THE PAINTED OCEAN — Buy it here
By Gabriel Packard
When I was a little girl, my dad left me and my mum, and he never came back. And you’re supposed to be gutted when that happens. But secretly I preferred it without him, cos it meant I had my mum completely to myself, without having to share her with anyone. And I sort of inherited all the affection she used to give to my dad – like he’d left it behind for me as a gift, to say sorry for deserting me
So says eleven year old Shruti of her broken home in suburban middle England. But hopes of her mother’s affection are in vain: speaking little English, and fluent in only Hindi and Punjabi, Shruti’s mother is lost, and soon falls prey to family pressure to remarry. To find another husband means returning to India and leaving Shruti behind.

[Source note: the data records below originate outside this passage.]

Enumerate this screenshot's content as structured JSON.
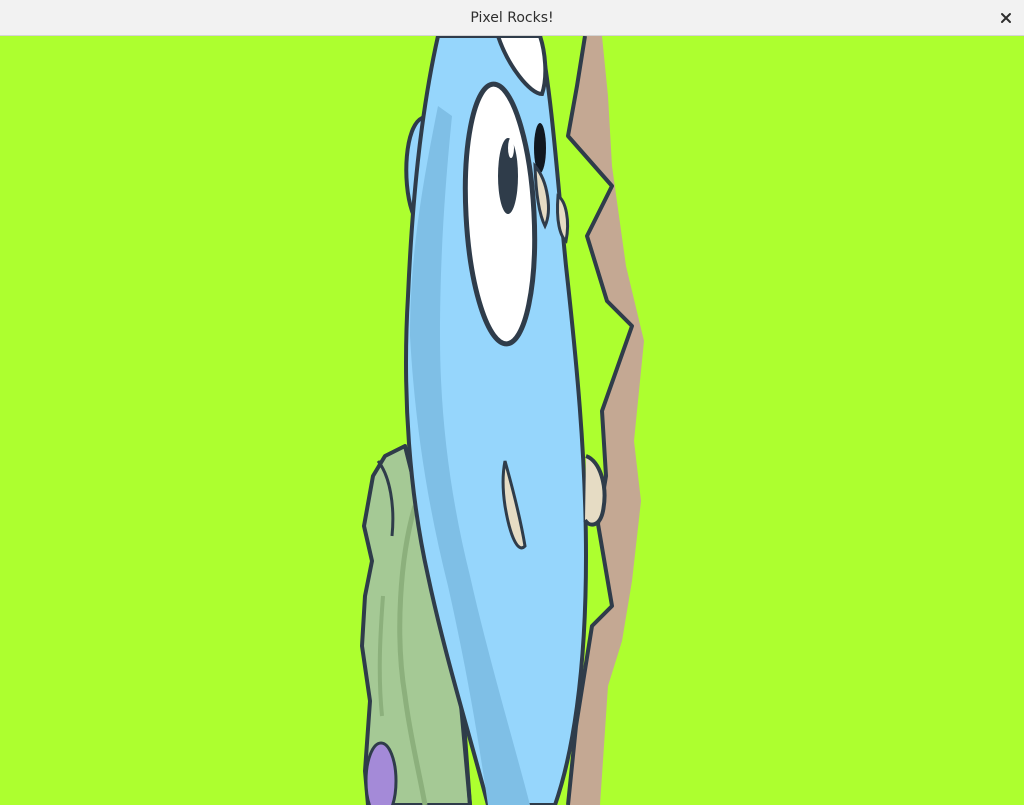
{
  "window": {
    "title": "Pixel Rocks!",
    "close_icon": "close-icon"
  },
  "scene": {
    "background_color": "#adff2f",
    "characters": [
      "gopher",
      "green-creature",
      "rock-wall"
    ],
    "colors": {
      "gopher_body": "#96d6fc",
      "gopher_shade": "#7fbfe6",
      "outline": "#2f3c4a",
      "green_creature": "#a5c995",
      "green_creature_shade": "#8cb07c",
      "rock": "#c4a893",
      "tooth": "#e6dcc4",
      "purple": "#a48ad8"
    }
  }
}
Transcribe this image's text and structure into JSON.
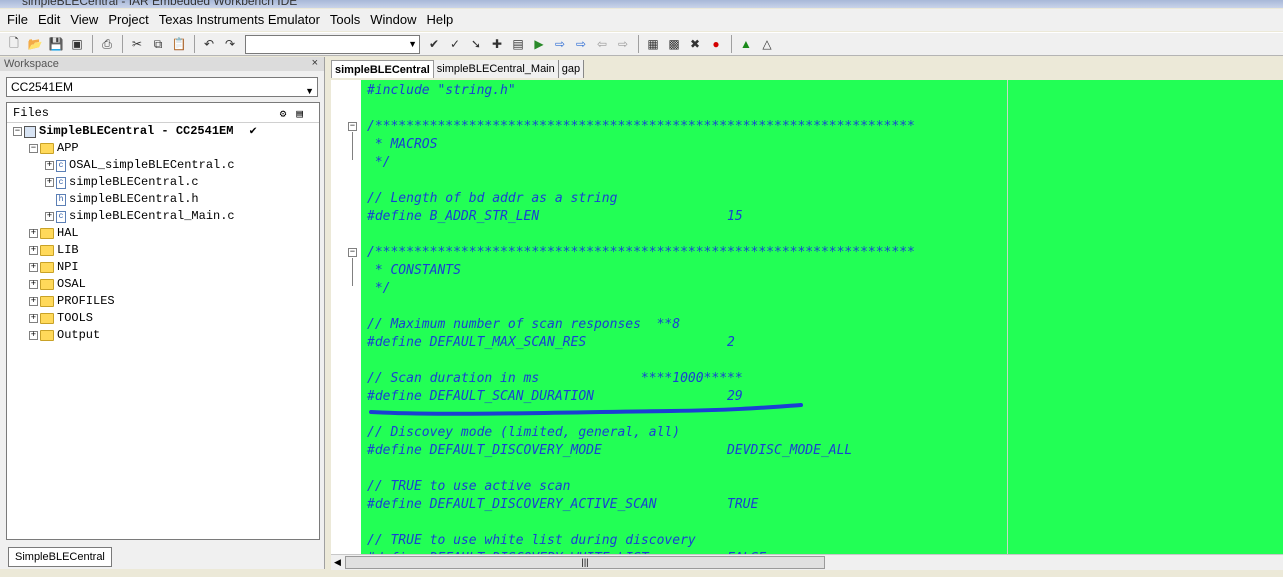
{
  "window": {
    "title": "simpleBLECentral - IAR Embedded Workbench IDE"
  },
  "menu": [
    "File",
    "Edit",
    "View",
    "Project",
    "Texas Instruments Emulator",
    "Tools",
    "Window",
    "Help"
  ],
  "toolbar": {
    "icons": [
      "new-file-icon",
      "open-icon",
      "save-icon",
      "save-all-icon",
      "print-icon",
      "cut-icon",
      "copy-icon",
      "paste-icon",
      "undo-icon",
      "redo-icon",
      "find-icon",
      "find-next-icon",
      "go-to-icon",
      "bookmark-icon",
      "navigate-back-icon",
      "navigate-forward-icon",
      "compile-icon",
      "make-icon",
      "stop-build-icon",
      "toggle-breakpoint-icon",
      "debug-icon",
      "debug-without-download-icon"
    ],
    "search_value": ""
  },
  "workspace": {
    "title": "Workspace",
    "close": "×",
    "config": "CC2541EM",
    "files_header": "Files",
    "tree": [
      {
        "label": "SimpleBLECentral - CC2541EM",
        "level": 0,
        "kind": "project",
        "expander": "−",
        "checked": "✔"
      },
      {
        "label": "APP",
        "level": 1,
        "kind": "folder",
        "expander": "−"
      },
      {
        "label": "OSAL_simpleBLECentral.c",
        "level": 2,
        "kind": "c",
        "expander": "+"
      },
      {
        "label": "simpleBLECentral.c",
        "level": 2,
        "kind": "c",
        "expander": "+"
      },
      {
        "label": "simpleBLECentral.h",
        "level": 2,
        "kind": "h",
        "expander": ""
      },
      {
        "label": "simpleBLECentral_Main.c",
        "level": 2,
        "kind": "c",
        "expander": "+"
      },
      {
        "label": "HAL",
        "level": 1,
        "kind": "folder",
        "expander": "+"
      },
      {
        "label": "LIB",
        "level": 1,
        "kind": "folder",
        "expander": "+"
      },
      {
        "label": "NPI",
        "level": 1,
        "kind": "folder",
        "expander": "+"
      },
      {
        "label": "OSAL",
        "level": 1,
        "kind": "folder",
        "expander": "+"
      },
      {
        "label": "PROFILES",
        "level": 1,
        "kind": "folder",
        "expander": "+"
      },
      {
        "label": "TOOLS",
        "level": 1,
        "kind": "folder",
        "expander": "+"
      },
      {
        "label": "Output",
        "level": 1,
        "kind": "folder",
        "expander": "+"
      }
    ],
    "bottom_tab": "SimpleBLECentral"
  },
  "editor": {
    "tabs": [
      "simpleBLECentral",
      "simpleBLECentral_Main",
      "gap"
    ],
    "active_tab": 0,
    "background": "#22ff55",
    "lines": [
      "#include \"string.h\"",
      "",
      "/*********************************************************************",
      " * MACROS",
      " */",
      "",
      "// Length of bd addr as a string",
      "#define B_ADDR_STR_LEN                        15",
      "",
      "/*********************************************************************",
      " * CONSTANTS",
      " */",
      "",
      "// Maximum number of scan responses  **8",
      "#define DEFAULT_MAX_SCAN_RES                  2",
      "",
      "// Scan duration in ms             ****1000*****",
      "#define DEFAULT_SCAN_DURATION                 29",
      "",
      "// Discovey mode (limited, general, all)",
      "#define DEFAULT_DISCOVERY_MODE                DEVDISC_MODE_ALL",
      "",
      "// TRUE to use active scan",
      "#define DEFAULT_DISCOVERY_ACTIVE_SCAN         TRUE",
      "",
      "// TRUE to use white list during discovery",
      "#define DEFAULT_DISCOVERY_WHITE_LIST          FALSE"
    ],
    "fold_markers": [
      "−",
      "−"
    ],
    "scroll_thumb": "|||"
  }
}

Meanwhile at school a new arrival, the indomitable Meena, dispenses with Shruti’s bullying problems and transforms her day to day life. Desperate for companionship Shruti latches on to Meena to the point of obsession, following her through high school and on to university. But when Meena invites Shruti to join her on holiday in India, she has no idea how dangerous her obsession will turn out to be…
Gabriel Packard’s THE PAINTED OCEAN has been described by Colum McCann ‘as fearless tour de force. It is a rare achievement – an emotionally rich work of literature, delivered in the form of a gripping, page-turning story. The depiction of a British Indian childhood and adolescence is utterly compelling, as is the allegorical exploration of the human condition.’